Default exchange behavior in RabbitMQ - Time & Space Complexity

We want to understand how the time it takes to route messages changes as more queues are involved.

How does RabbitMQ handle message delivery using the default exchange when queues increase?

Analyze the time complexity of the following RabbitMQ default exchange routing code.

channel.basicPublish("", "queue_name", null, messageBody);

// The default exchange is an empty string ""
// Messages are routed to the queue with the name matching the routing key
// No explicit binding needed

This code sends a message directly to a queue named "queue_name" using the default exchange.

In this scenario, the main operation is routing the message to the correct queue.

• Primary operation: Matching the routing key to the queue name.
• How many times: Exactly once per message sent, since the default exchange routes directly.

Since the default exchange routes messages directly by queue name, the routing time does not increase with more queues.

Input Size (number of queues)	Approx. Operations
10	1 routing operation
100	1 routing operation
1000	1 routing operation

Pattern observation: Routing time stays the same no matter how many queues exist.

Time Complexity: O(1)

This means routing a message using the default exchange takes the same time regardless of how many queues there are.

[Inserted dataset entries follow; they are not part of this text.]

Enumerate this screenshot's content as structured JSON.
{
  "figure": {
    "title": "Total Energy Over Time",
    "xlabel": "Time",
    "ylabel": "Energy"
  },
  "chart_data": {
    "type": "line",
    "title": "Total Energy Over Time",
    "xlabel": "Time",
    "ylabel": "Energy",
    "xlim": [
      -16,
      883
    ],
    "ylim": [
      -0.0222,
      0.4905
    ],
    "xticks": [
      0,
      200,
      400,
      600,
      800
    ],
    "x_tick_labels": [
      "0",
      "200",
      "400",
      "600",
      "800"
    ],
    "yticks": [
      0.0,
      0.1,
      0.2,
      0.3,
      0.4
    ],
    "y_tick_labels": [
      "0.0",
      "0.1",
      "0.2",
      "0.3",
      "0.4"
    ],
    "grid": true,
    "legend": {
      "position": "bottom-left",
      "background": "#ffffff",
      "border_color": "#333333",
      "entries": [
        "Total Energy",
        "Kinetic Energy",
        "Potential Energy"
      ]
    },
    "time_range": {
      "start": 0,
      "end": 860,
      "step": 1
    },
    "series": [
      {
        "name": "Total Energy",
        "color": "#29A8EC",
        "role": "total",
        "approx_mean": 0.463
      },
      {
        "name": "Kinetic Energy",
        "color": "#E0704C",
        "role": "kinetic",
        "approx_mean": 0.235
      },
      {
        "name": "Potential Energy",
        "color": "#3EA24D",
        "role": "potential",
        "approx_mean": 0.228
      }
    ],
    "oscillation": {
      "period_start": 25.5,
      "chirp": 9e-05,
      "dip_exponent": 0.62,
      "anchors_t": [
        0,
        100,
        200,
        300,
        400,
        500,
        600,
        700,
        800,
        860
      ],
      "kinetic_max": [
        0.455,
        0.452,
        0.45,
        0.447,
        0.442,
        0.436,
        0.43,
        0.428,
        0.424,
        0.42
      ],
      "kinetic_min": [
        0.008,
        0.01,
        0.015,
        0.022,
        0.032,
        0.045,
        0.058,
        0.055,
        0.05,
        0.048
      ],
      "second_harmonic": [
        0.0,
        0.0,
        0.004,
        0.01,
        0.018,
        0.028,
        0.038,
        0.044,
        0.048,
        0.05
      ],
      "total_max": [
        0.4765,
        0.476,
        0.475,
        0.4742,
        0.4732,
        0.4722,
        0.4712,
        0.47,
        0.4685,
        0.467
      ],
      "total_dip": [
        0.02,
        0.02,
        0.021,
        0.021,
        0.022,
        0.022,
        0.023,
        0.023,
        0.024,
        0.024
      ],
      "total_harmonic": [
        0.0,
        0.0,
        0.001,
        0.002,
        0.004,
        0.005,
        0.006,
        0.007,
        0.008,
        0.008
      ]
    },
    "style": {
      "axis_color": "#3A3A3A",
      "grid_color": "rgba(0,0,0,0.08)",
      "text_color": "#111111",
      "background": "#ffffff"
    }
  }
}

[X] Wrong: "Routing time grows as more queues are added because the exchange checks all queues."

[OK] Correct: The default exchange uses the routing key as the queue name directly, so it does not check multiple queues. It routes instantly to the matching queue.

Understanding how the default exchange routes messages quickly helps you explain efficient message delivery in RabbitMQ during discussions.

What if we changed from the default exchange to a custom direct exchange with multiple bindings? How would the time complexity change?